The first woman to hold the position of superintendent of the School District of Lancaster in Lancaster, Pennsylvania, Phillips observed, when asked during a 2008 interview, what the United States still needed to do to improve student and teacher performance nationwide:
"If you look across the country, you see lots of pockets of excellence. What we don't do well yet is systematically address the policy and practice barriers that continually get in the way. It's a combination of obstacles, from how we think about standards and assessment and curriculum to the way we train and certify people to the way we support and compensate them and get them to stay in the profession. We have to decide as a country that we are going to tackle some of those long-standing barriers."

==Formative years==
Born in Breckenridge County, Kentucky, Phillips graduated from Breckenridge County High School in 1976. Awarded a Bachelor of Science degree in elementary education and special education by Western Kentucky University in 1980, she earned a Master of Arts degree in school psychology from that same institution in 1987. She was then later awarded a Doctor of Education degree in international leadership and educational leadership and management by the University of Lincoln in Lincolnshire, United Kingdom in 2002.

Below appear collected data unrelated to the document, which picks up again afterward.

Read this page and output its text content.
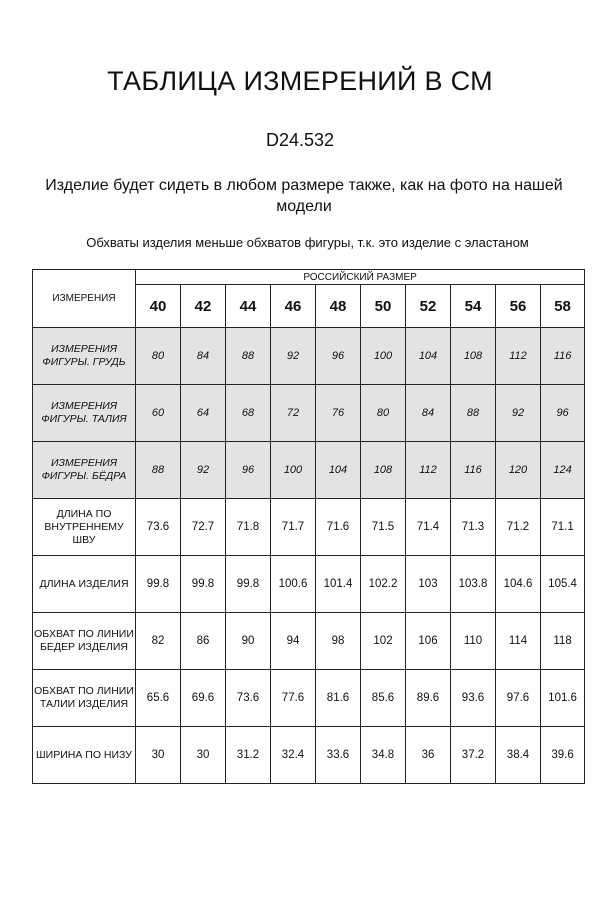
ТАБЛИЦА ИЗМЕРЕНИЙ В СМ
D24.532
Изделие будет сидеть в любом размере также, как на фото на нашей модели
Обхваты изделия меньше обхватов фигуры, т.к. это изделие с эластаном
ИЗМЕРЕНИЯ	РОССИЙСКИЙ РАЗМЕР									
	40	42	44	46	48	50	52	54	56	58
ИЗМЕРЕНИЯ ФИГУРЫ. ГРУДЬ	80	84	88	92	96	100	104	108	112	116
ИЗМЕРЕНИЯ ФИГУРЫ. ТАЛИЯ	60	64	68	72	76	80	84	88	92	96
ИЗМЕРЕНИЯ ФИГУРЫ. БЁДРА	88	92	96	100	104	108	112	116	120	124
ДЛИНА ПО ВНУТРЕННЕМУ ШВУ	73.6	72.7	71.8	71.7	71.6	71.5	71.4	71.3	71.2	71.1
ДЛИНА ИЗДЕЛИЯ	99.8	99.8	99.8	100.6	101.4	102.2	103	103.8	104.6	105.4
ОБХВАТ ПО ЛИНИИ БЕДЕР ИЗДЕЛИЯ	82	86	90	94	98	102	106	110	114	118
ОБХВАТ ПО ЛИНИИ ТАЛИИ ИЗДЕЛИЯ	65.6	69.6	73.6	77.6	81.6	85.6	89.6	93.6	97.6	101.6
ШИРИНА ПО НИЗУ	30	30	31.2	32.4	33.6	34.8	36	37.2	38.4	39.6
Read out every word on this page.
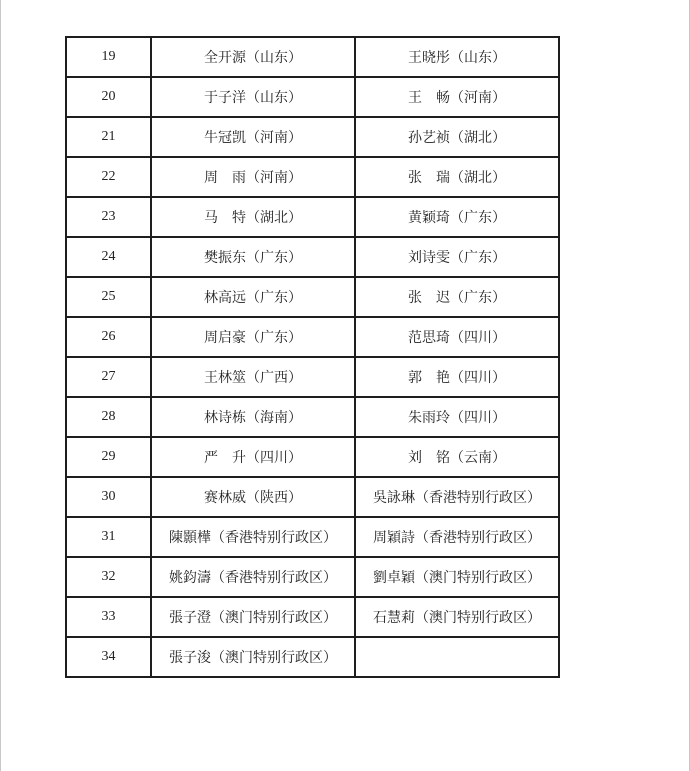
19	全开源（山东）	王晓彤（山东）
20	于子洋（山东）	王　畅（河南）
21	牛冠凯（河南）	孙艺祯（湖北）
22	周　雨（河南）	张　瑞（湖北）
23	马　特（湖北）	黄颖琦（广东）
24	樊振东（广东）	刘诗雯（广东）
25	林高远（广东）	张　迟（广东）
26	周启豪（广东）	范思琦（四川）
27	王林筮（广西）	郭　艳（四川）
28	林诗栋（海南）	朱雨玲（四川）
29	严　升（四川）	刘　铭（云南）
30	赛林威（陕西）	吳詠琳（香港特别行政区）
31	陳顥樺（香港特别行政区）	周穎詩（香港特别行政区）
32	姚鈞濤（香港特别行政区）	劉卓穎（澳门特别行政区）
33	張子澄（澳门特别行政区）	石慧莉（澳门特别行政区）
34	張子浚（澳门特别行政区）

She has also been the recipient of multiple honorary degrees, including an Honorary Doctor of Public Service degree from Western Kentucky University in May 2010, an Honorary Doctor of Education from the University of Lincoln and an Honorary Doctor of Humane Letters from Misericordia University.

==Career==
From 1978 to 1980, she was employed as the director of developmental training for Panorama in Bowling Green, Kentucky. She oversaw the delivery of educational programs for individuals with disabilities at this intermediate care facility.

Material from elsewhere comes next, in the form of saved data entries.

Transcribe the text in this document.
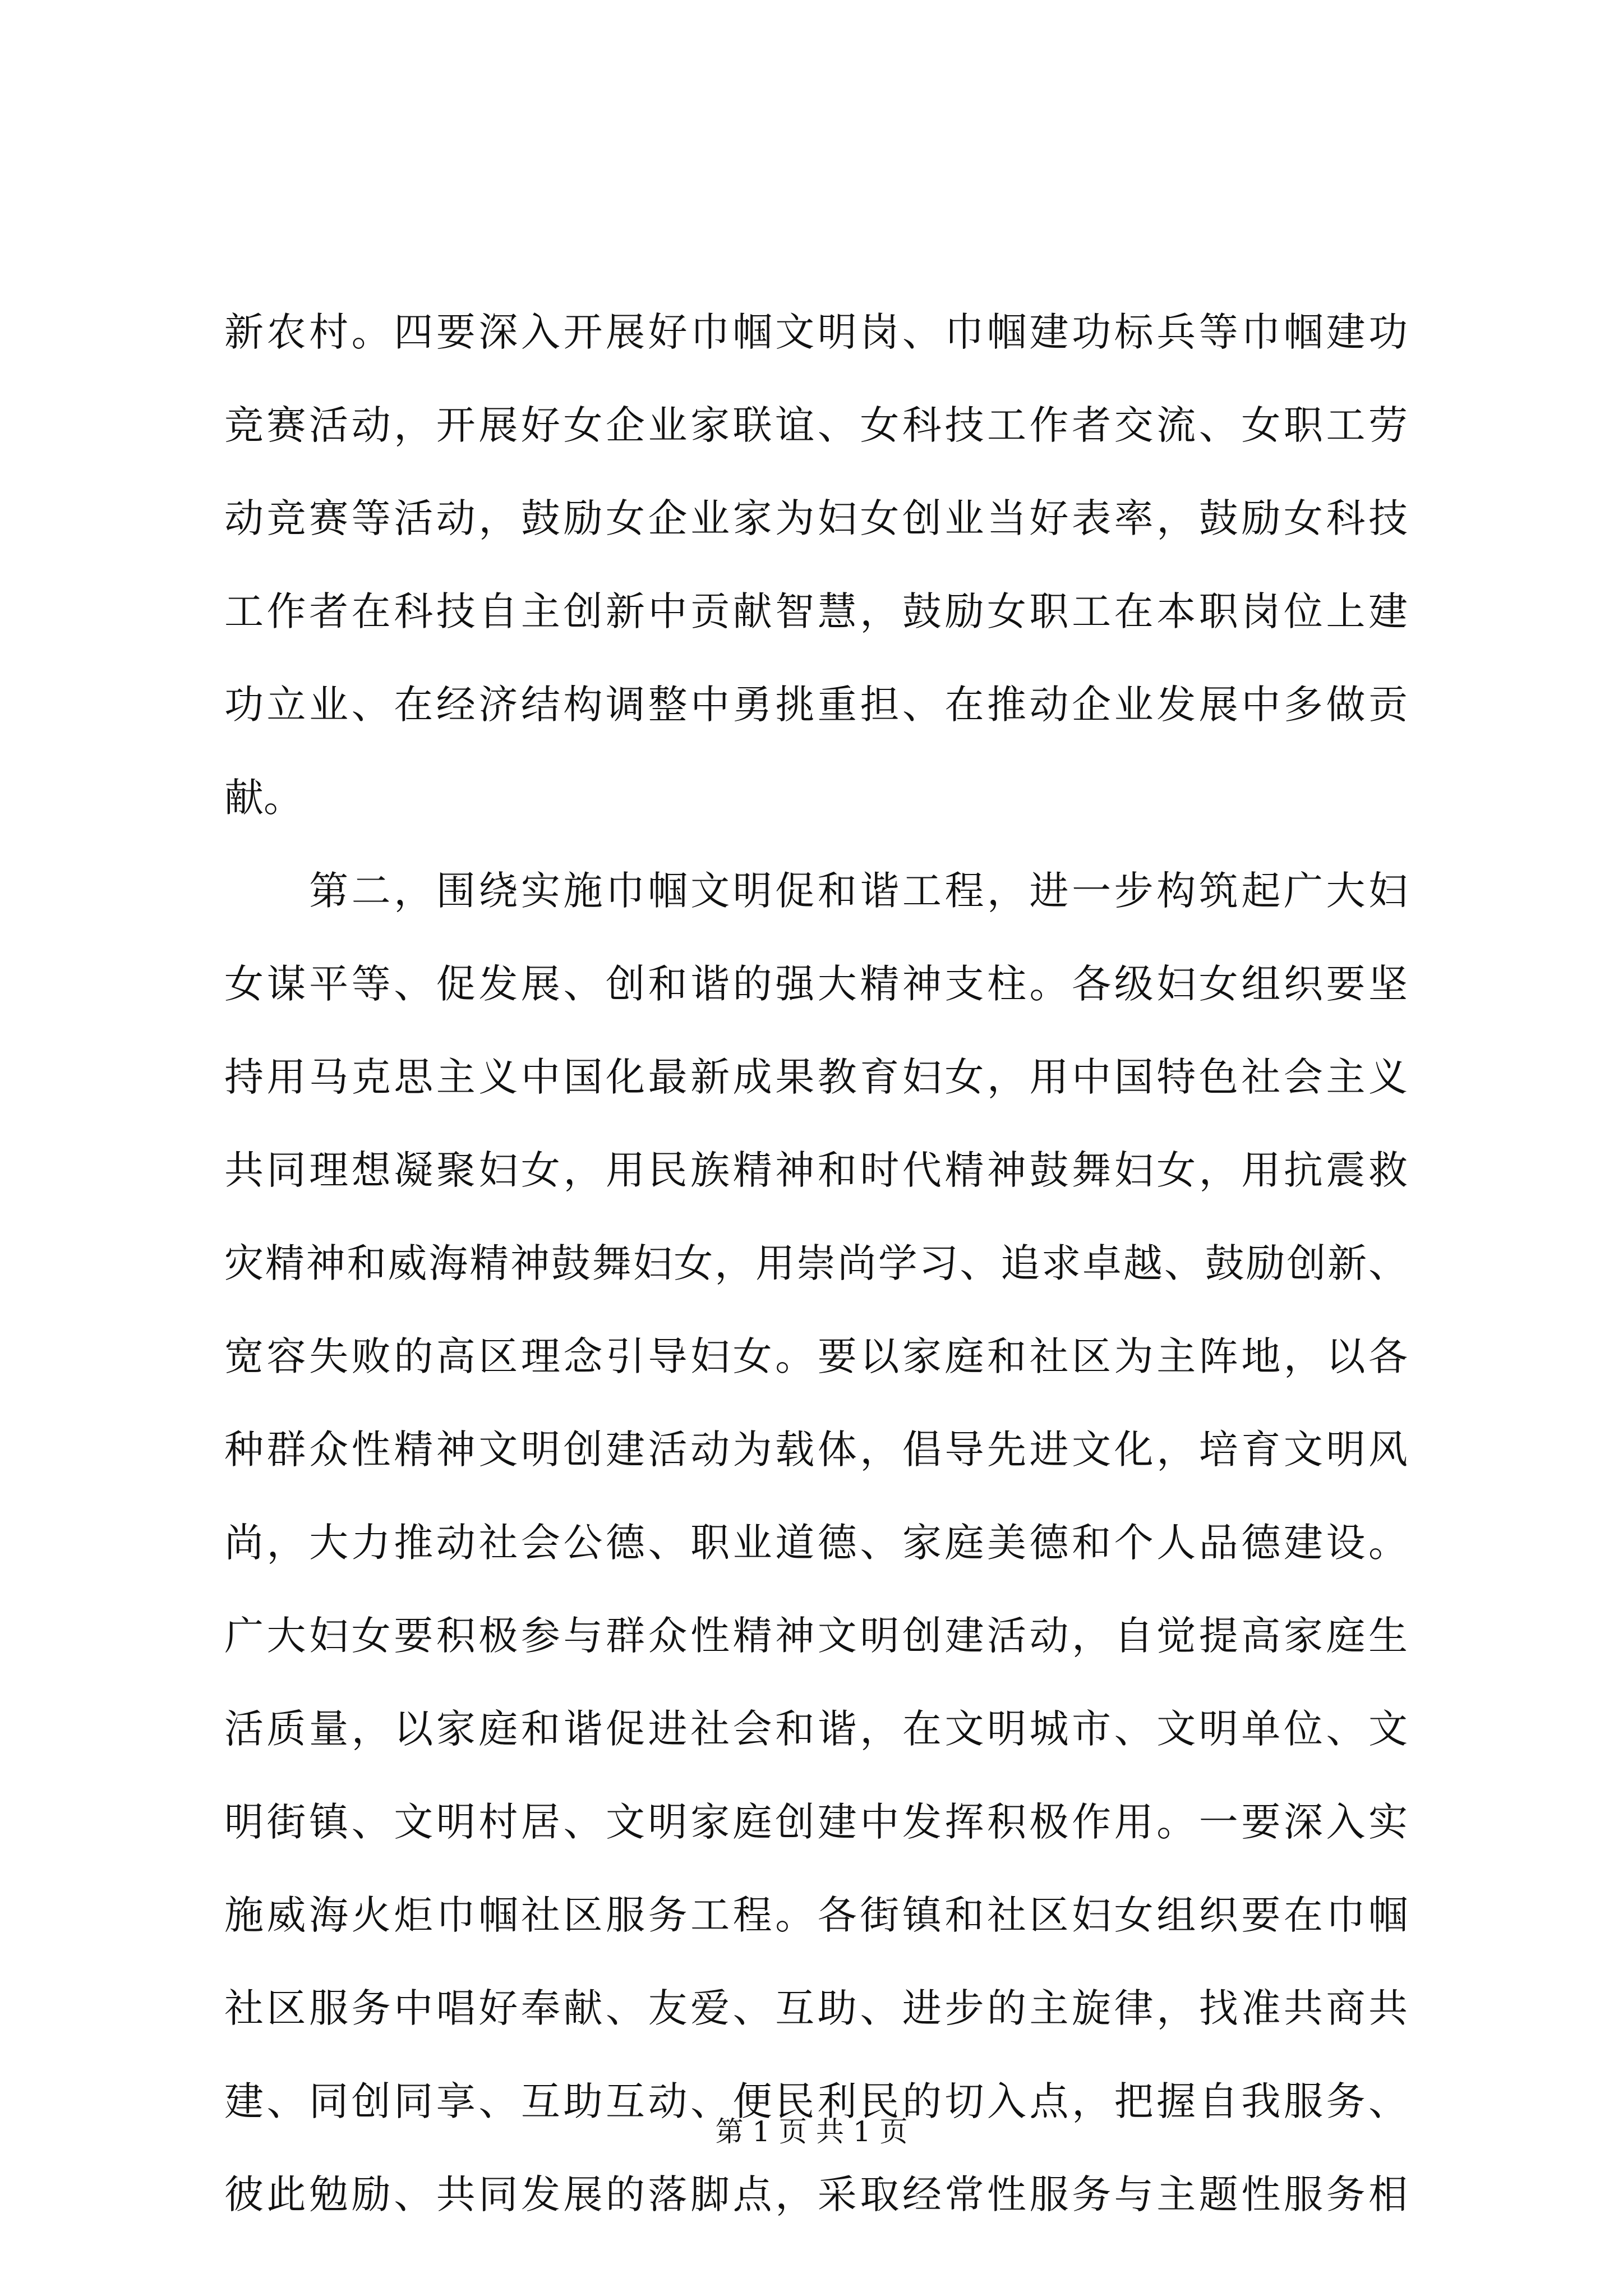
新农村。四要深入开展好巾帼文明岗、巾帼建功标兵等巾帼建功
竞赛活动，开展好女企业家联谊、女科技工作者交流、女职工劳
动竞赛等活动，鼓励女企业家为妇女创业当好表率，鼓励女科技
工作者在科技自主创新中贡献智慧，鼓励女职工在本职岗位上建
功立业、在经济结构调整中勇挑重担、在推动企业发展中多做贡
献。
　　第二，围绕实施巾帼文明促和谐工程，进一步构筑起广大妇
女谋平等、促发展、创和谐的强大精神支柱。各级妇女组织要坚
持用马克思主义中国化最新成果教育妇女，用中国特色社会主义
共同理想凝聚妇女，用民族精神和时代精神鼓舞妇女，用抗震救
灾精神和威海精神鼓舞妇女，用崇尚学习、追求卓越、鼓励创新、
宽容失败的高区理念引导妇女。要以家庭和社区为主阵地，以各
种群众性精神文明创建活动为载体，倡导先进文化，培育文明风
尚，大力推动社会公德、职业道德、家庭美德和个人品德建设。
广大妇女要积极参与群众性精神文明创建活动，自觉提高家庭生
活质量，以家庭和谐促进社会和谐，在文明城市、文明单位、文
明街镇、文明村居、文明家庭创建中发挥积极作用。一要深入实
施威海火炬巾帼社区服务工程。各街镇和社区妇女组织要在巾帼
社区服务中唱好奉献、友爱、互助、进步的主旋律，找准共商共
建、同创同享、互助互动、便民利民的切入点，把握自我服务、
彼此勉励、共同发展的落脚点，采取经常性服务与主题性服务相
第 1 页 共 1 页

A middle and high school educator with the Simpson County Schools in Franklin, Kentucky from 1981 to 1985, Phillips was subsequently hired by the Kentucky Department of Education in Frankfort, Kentucky as a senior executive. She worked here for seven years during the late 1980s and early 1990s.

From 1993 to 1995, she served as deputy director and chief of staff of the National Alliance for Restructuring Education initiative that was sponsored by the National Center on Education and the Economy in Washington, D.C.

She was then appointed as executive director of the Partnership for Reform, an initiative of Greater Philadelphia First that was established to improve the quality of education in public schools across the city of Philadelphia, Pennsylvania. She held that position from 1995 to July 1998, when she was appointed as the superintendent of schools of the School District of Lancaster in Lancaster, Pennsylvania. She was the first woman to hold that position.

Phillips was then nominated by Pennsylvania Governor Ed Rendell to become Secretary of the Pennsylvania Department of Education, a position she held from January 2003 to June 2004.

She left Pennsylvania to become the superintendent of Portland Public Schools in Portland, Oregon, following an intense recruiting effort by that school system, which initially awarded her an annual salary of $203,000, a substantial increase from the $115,533 she was paid by the Commonwealth of Pennsylvania. She served in that capacity until August 2007, when she was hired by the Bill & Melinda Gates Foundation as director of its College Ready program. She remained with the Gates Foundation until December 2015.

In January 2019, she was hired by National Geographic to serve as its executive vice president and chief education officer, and served in this capacity until January 2022. She currently owns and operates her own private education consulting firm.